Exercise backdating anonymity and online dating
The Bottom Line Although more culprits in the options backdating scandal are likely to emerge, because standards such as Sarbanes-Oxley have been instituted, the assumption is that it will be more difficult for public companies and/or their executives to hide the details of equity compensation plans in the future.
These example sentences are selected automatically from various online news sources to reflect current usage of the word 'backdate.' Views expressed in the examples do not represent the opinion of Merriam-Webster or its editors.
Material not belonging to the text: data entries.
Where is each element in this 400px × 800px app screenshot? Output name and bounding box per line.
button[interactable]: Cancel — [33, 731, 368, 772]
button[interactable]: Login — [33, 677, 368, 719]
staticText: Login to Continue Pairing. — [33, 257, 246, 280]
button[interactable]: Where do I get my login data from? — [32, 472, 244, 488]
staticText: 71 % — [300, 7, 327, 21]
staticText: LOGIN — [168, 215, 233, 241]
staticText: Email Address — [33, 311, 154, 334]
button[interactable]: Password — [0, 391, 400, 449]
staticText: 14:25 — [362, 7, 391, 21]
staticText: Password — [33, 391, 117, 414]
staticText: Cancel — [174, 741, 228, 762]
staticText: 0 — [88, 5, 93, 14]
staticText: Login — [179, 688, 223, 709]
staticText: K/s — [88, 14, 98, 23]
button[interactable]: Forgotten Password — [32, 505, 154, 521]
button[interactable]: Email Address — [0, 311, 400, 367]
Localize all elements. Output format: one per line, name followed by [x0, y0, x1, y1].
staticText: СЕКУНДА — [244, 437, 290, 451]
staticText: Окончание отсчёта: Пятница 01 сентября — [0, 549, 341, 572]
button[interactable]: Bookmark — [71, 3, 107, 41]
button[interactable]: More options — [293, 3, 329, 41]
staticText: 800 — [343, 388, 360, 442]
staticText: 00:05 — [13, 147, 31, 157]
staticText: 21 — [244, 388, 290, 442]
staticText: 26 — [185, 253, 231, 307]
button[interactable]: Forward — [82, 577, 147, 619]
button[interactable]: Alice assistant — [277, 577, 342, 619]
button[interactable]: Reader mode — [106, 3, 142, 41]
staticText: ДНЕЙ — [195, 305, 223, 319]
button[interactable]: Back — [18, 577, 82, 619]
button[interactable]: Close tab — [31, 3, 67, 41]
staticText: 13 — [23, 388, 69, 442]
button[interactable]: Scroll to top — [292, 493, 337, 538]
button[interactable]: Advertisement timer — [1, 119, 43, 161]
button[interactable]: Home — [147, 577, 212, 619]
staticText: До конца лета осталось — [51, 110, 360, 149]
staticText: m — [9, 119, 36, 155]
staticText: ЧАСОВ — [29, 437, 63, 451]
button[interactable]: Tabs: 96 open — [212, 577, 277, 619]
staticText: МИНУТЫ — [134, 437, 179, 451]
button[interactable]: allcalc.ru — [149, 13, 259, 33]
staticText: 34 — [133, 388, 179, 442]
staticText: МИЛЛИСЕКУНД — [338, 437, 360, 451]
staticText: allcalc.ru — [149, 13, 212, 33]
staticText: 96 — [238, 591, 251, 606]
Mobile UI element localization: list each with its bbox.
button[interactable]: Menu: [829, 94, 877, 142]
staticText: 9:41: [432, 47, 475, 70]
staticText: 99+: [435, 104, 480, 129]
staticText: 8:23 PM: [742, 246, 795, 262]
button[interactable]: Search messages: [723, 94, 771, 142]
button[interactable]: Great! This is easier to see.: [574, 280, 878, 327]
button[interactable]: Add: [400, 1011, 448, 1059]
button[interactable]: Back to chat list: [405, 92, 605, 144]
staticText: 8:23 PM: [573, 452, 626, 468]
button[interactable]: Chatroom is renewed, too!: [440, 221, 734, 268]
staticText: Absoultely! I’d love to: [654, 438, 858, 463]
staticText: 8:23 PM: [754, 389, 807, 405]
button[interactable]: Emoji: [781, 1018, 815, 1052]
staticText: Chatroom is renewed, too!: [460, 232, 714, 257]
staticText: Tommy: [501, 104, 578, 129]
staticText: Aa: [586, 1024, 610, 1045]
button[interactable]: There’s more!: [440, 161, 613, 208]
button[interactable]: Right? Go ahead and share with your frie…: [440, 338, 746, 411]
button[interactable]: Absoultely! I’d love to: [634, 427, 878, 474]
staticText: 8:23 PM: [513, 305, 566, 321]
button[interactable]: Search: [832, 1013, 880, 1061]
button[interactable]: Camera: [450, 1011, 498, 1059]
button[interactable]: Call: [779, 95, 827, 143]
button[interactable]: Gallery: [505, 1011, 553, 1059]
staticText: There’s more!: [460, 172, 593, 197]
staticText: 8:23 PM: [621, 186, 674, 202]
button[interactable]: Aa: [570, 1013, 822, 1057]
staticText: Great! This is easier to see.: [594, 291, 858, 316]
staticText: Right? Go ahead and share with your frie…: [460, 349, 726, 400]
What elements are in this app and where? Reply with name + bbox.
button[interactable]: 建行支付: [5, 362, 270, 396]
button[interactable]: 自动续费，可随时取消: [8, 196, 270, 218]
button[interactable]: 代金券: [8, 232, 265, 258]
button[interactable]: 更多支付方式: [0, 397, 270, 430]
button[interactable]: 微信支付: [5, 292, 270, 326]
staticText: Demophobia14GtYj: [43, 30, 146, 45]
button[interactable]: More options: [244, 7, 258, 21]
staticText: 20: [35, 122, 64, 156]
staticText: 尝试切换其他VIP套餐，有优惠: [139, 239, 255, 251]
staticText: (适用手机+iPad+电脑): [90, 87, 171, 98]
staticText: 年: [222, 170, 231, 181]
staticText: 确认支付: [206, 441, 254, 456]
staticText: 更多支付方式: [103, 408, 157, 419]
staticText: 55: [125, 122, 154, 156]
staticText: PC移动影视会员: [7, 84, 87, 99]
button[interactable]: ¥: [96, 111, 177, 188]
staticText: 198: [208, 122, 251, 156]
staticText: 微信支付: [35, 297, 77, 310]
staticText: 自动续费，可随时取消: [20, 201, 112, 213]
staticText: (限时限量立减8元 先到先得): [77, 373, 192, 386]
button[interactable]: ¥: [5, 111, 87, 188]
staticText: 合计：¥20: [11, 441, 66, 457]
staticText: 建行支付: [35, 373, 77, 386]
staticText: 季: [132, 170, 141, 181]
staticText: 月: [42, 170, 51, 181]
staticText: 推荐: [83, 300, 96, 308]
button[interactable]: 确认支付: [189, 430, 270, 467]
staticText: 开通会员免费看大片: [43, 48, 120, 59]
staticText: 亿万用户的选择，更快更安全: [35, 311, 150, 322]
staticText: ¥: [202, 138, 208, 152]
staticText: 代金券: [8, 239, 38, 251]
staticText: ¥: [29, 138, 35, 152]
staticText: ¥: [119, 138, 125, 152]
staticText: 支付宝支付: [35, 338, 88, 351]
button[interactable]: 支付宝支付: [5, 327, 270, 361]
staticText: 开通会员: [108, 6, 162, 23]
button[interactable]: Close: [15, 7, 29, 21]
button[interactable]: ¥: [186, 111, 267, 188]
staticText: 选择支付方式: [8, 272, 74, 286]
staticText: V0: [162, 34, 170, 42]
In the finance world, backdating usually refers to the practice of changing the dates of option grants to one that is earlier than the actual grant date in order to place a lower exercise price on the options and thus enhance the potential profits from the exercise of those stock options.
Do you ever wish that you could turn back the hands of time?
Some executives have, well, at least when it comes to their stock options.
If the company sets the prices of the options grant well below the market price, they will instantaneously generate an expense, which counts against income.
The backdating concern occurs when the company does not disclose the facts behind the dating of the option.
They also fully disclose this compensation to investors, and deduct the cost of issuing the options from their earnings as they are required to do under the Sarbanes-Oxley Act of 2002.
But, there are also some companies out there that have bent the rules by both hiding the backdating from investors, and also failing to book the grant(s) as an expense against earnings.
In a worst-case scenario, bad press and restatements may be the least of a company's worries.Although the company continues to defend itself against the charges, its stock has dropped by more than 70% between 20. According to a 2005 study by Erik Lie at the University of Iowa, more than 2,000 companies used options backdating in some form to reward their senior executives between 19.In addition to Brocade, several other high profile companies have become embroiled in the backdating scandal as well.(For more information, see .) The executives of companies involved in backdating scandals may also face a host of other penalties from a range of governmental bodies.Among the agencies that could be knocking on the door are the Justice Department (for lying to investors, which is a crime), and the IRS for filing false tax returns.
A Real-Life Example A perfect example of what can happen to companies that don't play by the rules can be found in a review of Brocade Communications.